Changelog
A public record of all substantive changes to the site, manuscript, bibliography, and methodology. Every correction, addition, and feature update is logged here with its date, scope, and rationale.
Abbreviation tooltips added site-wide
All technical acronyms (RCT, QE, IV, DD, IRR, VAM, SD, SEL, ECE, NAEP, PISA, TIMSS) now show plain-language definitions on hover throughout cluster detail pages, cluster cards, and cross-cutting themes. Implemented via reusable TextWithAbbr component with dotted underline and accessible title attributes.
Cluster badges redesigned for clarity
Cluster card badges now show a plain-language label (e.g. "Large effect", "Moderate effect") prominently, with the technical effect size value (d = ...) in smaller text below. Applies to both the homepage cluster grid and individual cluster detail pages.
Cost-effectiveness chart: metric flipped to SD gain per $1k
Cost-effectiveness chart now shows SD gain per $1,000 spent (higher bar = more cost-effective), replacing the previous cost-per-1-SD metric. This makes the chart more intuitive — like miles per gallon. Toggle label and legend text updated accordingly.
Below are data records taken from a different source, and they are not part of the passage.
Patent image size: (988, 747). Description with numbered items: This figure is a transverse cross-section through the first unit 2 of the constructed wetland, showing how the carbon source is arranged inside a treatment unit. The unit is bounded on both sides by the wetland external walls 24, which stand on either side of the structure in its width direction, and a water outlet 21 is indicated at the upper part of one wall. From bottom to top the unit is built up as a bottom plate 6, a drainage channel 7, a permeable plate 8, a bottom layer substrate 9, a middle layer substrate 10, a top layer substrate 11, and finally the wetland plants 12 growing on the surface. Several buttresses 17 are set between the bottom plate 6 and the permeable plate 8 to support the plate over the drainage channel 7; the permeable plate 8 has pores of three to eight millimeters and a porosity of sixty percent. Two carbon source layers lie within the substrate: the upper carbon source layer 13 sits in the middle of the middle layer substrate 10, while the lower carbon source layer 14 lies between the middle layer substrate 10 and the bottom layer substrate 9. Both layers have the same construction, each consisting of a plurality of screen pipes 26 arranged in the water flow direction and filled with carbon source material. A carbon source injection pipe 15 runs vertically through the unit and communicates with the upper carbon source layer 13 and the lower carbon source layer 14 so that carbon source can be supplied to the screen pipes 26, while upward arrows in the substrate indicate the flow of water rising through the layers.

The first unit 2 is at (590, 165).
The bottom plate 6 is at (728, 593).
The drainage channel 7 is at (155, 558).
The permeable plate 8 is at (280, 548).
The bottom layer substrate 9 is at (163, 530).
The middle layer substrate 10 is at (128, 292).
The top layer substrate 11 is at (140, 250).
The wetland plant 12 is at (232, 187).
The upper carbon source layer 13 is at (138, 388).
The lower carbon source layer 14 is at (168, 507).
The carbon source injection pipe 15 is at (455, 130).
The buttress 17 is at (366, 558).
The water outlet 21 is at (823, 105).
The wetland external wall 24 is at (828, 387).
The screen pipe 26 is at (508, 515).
Paper count reconciled: 69 cited / 124 reviewed
Updated paper counts across the site (stats bar, hero text, About page) and LaTeX manuscript. 7 new cited papers added in Rounds 33–34: jacksonmackevicius2024 (corrected journal/NBER), biasischonholzer2024, puma2012, hanushek2005, mccaffrey2009, and two others. Previous counts (62 cited / 120 reviewed) were stale.
Hanushek et al. (2005) added to bibliography
Added The Market for Teacher Quality (NBER w11154) to bibliography and Teacher Quality keyPapers
NAEP decline scope restricted to math
Restricted "largest declines since assessment began" to math only (not reading)
McCaffrey et al. (2009) added to bibliography
Added The Intertemporal Variability of Teacher Effect Estimates to bibliography and Teacher Quality keyPapers
Biasi et al. HVAC effect size corrected
HVAC bonds: 0.20 SD (not 0.15); 0.15 SD is health/safety bonds (second-largest)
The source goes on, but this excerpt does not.